The novel anti-fungal cyclic lipopeptide 'Kannurin' and its three structural variants produced by Bacillus cereus AK1 were previously reported from our laboratory. The present study reports unexplored structural variants of Kannurin those have functional benefits. Due to the difference in β-hydroxy fatty acid tail length, they are designated here as Kannurin A (m/z 994.67 ± 0.015), B (m/z 1008.68 ± 0.017), C (m/z 1022.69 ± 0.021), D (m/z 1036.70 ± 0.01), C _L (m/z 1040.71 ± 0.02) and D _L (m/z 1054.72 ± 0.01).
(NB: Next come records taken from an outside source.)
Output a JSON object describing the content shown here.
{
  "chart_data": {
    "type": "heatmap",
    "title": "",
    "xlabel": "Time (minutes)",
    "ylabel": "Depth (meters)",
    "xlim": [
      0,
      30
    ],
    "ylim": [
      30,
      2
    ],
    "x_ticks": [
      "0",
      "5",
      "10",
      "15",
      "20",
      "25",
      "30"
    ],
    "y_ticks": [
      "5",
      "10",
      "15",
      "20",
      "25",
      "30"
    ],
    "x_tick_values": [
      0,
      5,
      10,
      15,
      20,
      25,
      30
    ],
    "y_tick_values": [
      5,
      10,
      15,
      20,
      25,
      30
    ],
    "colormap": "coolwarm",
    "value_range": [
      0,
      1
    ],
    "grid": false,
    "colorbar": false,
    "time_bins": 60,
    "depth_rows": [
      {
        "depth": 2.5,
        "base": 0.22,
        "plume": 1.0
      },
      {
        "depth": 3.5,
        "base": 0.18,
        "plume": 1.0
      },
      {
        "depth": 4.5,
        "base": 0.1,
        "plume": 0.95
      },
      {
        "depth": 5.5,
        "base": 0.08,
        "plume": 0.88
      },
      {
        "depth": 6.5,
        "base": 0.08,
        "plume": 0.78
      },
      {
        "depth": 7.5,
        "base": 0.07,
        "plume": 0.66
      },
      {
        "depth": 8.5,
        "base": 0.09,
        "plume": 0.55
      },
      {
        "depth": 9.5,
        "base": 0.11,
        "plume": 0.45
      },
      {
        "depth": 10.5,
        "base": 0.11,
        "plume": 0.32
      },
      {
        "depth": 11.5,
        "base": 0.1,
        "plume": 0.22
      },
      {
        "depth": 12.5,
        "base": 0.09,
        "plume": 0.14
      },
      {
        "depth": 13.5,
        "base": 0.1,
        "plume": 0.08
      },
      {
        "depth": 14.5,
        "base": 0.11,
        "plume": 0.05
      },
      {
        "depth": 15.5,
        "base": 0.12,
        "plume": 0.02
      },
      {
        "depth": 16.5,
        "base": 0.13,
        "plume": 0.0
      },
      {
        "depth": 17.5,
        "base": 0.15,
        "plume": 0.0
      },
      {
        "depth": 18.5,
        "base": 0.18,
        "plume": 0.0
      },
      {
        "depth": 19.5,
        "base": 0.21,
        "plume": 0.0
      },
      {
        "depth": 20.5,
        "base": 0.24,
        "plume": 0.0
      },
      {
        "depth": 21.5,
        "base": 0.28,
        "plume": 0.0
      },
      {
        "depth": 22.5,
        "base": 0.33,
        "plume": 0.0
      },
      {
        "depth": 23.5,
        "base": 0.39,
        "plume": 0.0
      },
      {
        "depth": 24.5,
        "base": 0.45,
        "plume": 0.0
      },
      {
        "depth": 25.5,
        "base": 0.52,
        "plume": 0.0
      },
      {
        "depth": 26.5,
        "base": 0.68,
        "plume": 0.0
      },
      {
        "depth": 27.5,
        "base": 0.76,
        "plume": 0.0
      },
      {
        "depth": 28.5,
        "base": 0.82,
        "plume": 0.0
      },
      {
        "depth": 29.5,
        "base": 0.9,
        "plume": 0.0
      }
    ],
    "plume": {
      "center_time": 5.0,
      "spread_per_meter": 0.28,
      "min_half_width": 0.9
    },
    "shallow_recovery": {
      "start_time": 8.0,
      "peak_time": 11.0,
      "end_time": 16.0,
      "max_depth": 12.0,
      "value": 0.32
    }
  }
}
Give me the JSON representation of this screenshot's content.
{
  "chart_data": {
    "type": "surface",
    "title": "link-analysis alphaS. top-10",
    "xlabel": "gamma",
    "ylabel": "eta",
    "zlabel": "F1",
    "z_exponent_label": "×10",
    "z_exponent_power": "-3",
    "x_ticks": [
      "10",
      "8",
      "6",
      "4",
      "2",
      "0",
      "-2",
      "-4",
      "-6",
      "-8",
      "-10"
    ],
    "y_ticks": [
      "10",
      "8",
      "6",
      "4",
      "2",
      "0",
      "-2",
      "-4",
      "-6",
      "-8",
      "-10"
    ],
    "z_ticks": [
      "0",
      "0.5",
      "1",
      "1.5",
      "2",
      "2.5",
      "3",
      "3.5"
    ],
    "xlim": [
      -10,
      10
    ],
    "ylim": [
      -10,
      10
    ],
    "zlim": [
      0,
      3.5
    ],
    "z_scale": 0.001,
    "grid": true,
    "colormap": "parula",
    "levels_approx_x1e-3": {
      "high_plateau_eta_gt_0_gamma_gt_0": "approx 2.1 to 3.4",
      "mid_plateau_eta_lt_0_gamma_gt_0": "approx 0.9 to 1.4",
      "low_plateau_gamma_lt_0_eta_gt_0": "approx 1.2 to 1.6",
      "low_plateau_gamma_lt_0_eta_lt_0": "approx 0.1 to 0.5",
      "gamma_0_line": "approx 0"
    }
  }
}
The isoform A (m/z 994.67 ± 0.015) is the shortest cyclic form of Kannurin identified so far. In addition, C _L (m/z 1040.71 ± 0.02) and D _L (m/z 1054.72 ± 0.01) are the rare natural linear forms. The results of the antimicrobial assays deduced that the difference in lipid tail length of the isoforms contributes tremendous differences in their antimicrobial properties. The isoforms with short lipid tails (A and B) are more selective and potent towards bacteria, whereas the isoforms with long lipid tails (C and D) are more potent against fungi. The molecular dynamics studies and electron microscopic observations supported with circular dichroic spectroscopy analysis showed the structural confirmation and formation of aggregates of Kannurin in solution. The molecular dynamics simulation studies revealed that a single molecule of Kannurin makes enormous intra-molecular interactions and structural re-arrangements to attain stable lowest energy state in solution. When they reach a particular concentration (CMC) especially in aqueous environment, tends to form structural aggregates called 'micelles'. With the structural information and activity relationship described in this study, it is trying to point out the sensitive structural entities that can be modified to improve the efficacy and target specificities of lipopeptide class of antibiotics.